Monday, September 8, 2008

Confusion, Voting and Petty Malfeasance

The Times has an article discussing problems with student voting registration in Virginia. From the article, it sounds like it’s a genuine confusion on the requirements of Virginia’s voting laws and not another example of the Republican Party’s delightful habit of voter suppression.

However, the status of college students does raise some questions for voting. It is obvious to me that we need to encourage more people to vote, not less. The legal status of college students can make encouraging that hard. From the article:
“My understanding of state law has been that by declaring you’re voting here, you’re saying this is your primary residence, your domicile, and that while you can have many abodes or residences, you can only have one domicile,” Mr. Wertz said.
You can have many residences, but only one domicile. College students spend nine months a year at their university, in their dorms, living and working and participating in the community. Some participate more than others, but they are all bringing economic benefits to their college communities. Legally, of course, their parents still claim them as dependants for tax and insurance purposes. So, their “domicile” is at their parent’s house, where they spend a quarter of their time. That is one of the legal absurdities we all overlook because it’s easier to deal with it than fix the laws to agree. The article also notes what seems to be a far more sinister instance of a similar problem in Texas:
In 2003, in Waller County, Tex., the district attorney wrote a column in a local newspaper threatening to prosecute students at Prairie View A&M, a historically black university, for illegal voting.

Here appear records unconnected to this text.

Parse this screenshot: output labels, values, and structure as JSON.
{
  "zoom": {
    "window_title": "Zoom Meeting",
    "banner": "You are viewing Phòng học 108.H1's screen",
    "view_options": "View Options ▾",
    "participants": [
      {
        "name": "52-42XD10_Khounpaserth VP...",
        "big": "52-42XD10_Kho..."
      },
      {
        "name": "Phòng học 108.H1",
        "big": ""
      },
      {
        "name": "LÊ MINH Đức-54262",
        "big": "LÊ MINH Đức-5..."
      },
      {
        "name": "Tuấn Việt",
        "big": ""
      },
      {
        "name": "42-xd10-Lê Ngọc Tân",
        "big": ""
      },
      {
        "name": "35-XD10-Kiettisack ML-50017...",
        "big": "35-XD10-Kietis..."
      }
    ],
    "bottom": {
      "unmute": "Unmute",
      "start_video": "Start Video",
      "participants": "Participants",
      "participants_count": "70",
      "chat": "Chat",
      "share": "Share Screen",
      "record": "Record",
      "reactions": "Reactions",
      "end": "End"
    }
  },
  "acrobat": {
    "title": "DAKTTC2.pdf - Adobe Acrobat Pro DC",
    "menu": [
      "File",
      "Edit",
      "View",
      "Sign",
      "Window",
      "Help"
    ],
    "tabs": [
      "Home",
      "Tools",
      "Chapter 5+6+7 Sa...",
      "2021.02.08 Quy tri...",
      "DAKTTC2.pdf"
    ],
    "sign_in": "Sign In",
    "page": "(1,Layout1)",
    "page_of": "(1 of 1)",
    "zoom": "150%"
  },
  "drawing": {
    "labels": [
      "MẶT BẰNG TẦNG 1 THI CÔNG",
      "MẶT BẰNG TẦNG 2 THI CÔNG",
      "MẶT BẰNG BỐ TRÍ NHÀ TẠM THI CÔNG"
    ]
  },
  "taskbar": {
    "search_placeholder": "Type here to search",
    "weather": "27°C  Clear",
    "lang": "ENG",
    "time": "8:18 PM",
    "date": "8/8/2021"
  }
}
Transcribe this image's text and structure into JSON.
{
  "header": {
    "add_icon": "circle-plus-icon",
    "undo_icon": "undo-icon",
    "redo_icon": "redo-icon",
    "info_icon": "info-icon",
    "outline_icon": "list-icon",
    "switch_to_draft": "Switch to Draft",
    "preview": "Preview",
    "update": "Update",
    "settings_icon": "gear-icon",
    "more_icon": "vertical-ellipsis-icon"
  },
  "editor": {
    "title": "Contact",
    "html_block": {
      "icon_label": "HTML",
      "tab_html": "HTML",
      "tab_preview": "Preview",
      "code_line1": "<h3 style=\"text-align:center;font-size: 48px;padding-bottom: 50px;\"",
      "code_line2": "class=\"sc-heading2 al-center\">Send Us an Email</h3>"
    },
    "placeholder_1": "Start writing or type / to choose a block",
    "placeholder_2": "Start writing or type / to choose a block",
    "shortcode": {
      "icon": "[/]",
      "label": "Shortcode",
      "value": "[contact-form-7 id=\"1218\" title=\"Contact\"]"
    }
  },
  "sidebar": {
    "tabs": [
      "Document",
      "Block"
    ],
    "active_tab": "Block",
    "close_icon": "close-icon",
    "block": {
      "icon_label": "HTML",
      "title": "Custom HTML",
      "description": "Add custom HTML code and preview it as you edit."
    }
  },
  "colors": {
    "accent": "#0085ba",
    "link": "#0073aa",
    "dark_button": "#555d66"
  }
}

The project sued, and the district attorney backed down.

In the 1970s, that same county required Prairie View students who wanted to register to fill out a questionnaire asking, among other things, whether they owned property in the county, had an automobile registered there or belonged to any church, club or organization unrelated to the college. A challenge to that practice led the Supreme Court to uphold students’ rights to vote at their college address.
It’s very easy for all sorts of people to take advantage of college students. Stuck in a semi-adult twilight of childhood, they have to manage all sorts of legal problems: landlords who rent substandard houses, municipalities who see students as a drain of resources and, unfortunately, Board of Elections that wish to maintain party power. Perhaps its time for the federal government to take over and rationalize voting laws. Different states have different requirements and guidelines. This is an area where I can’t see any “state’s rights” justification outside of “state’s rights to suppress voters we don’t want.”

People are way more mobile then they were when these laws were enacted. They aren’t really prepared to deal with people who only live in a community for three or four years. People move all over the country following jobs, going to school, all sorts of reasons. It’s time that our voting laws reflected the reality that we live in, not the one that our great-grandparents did.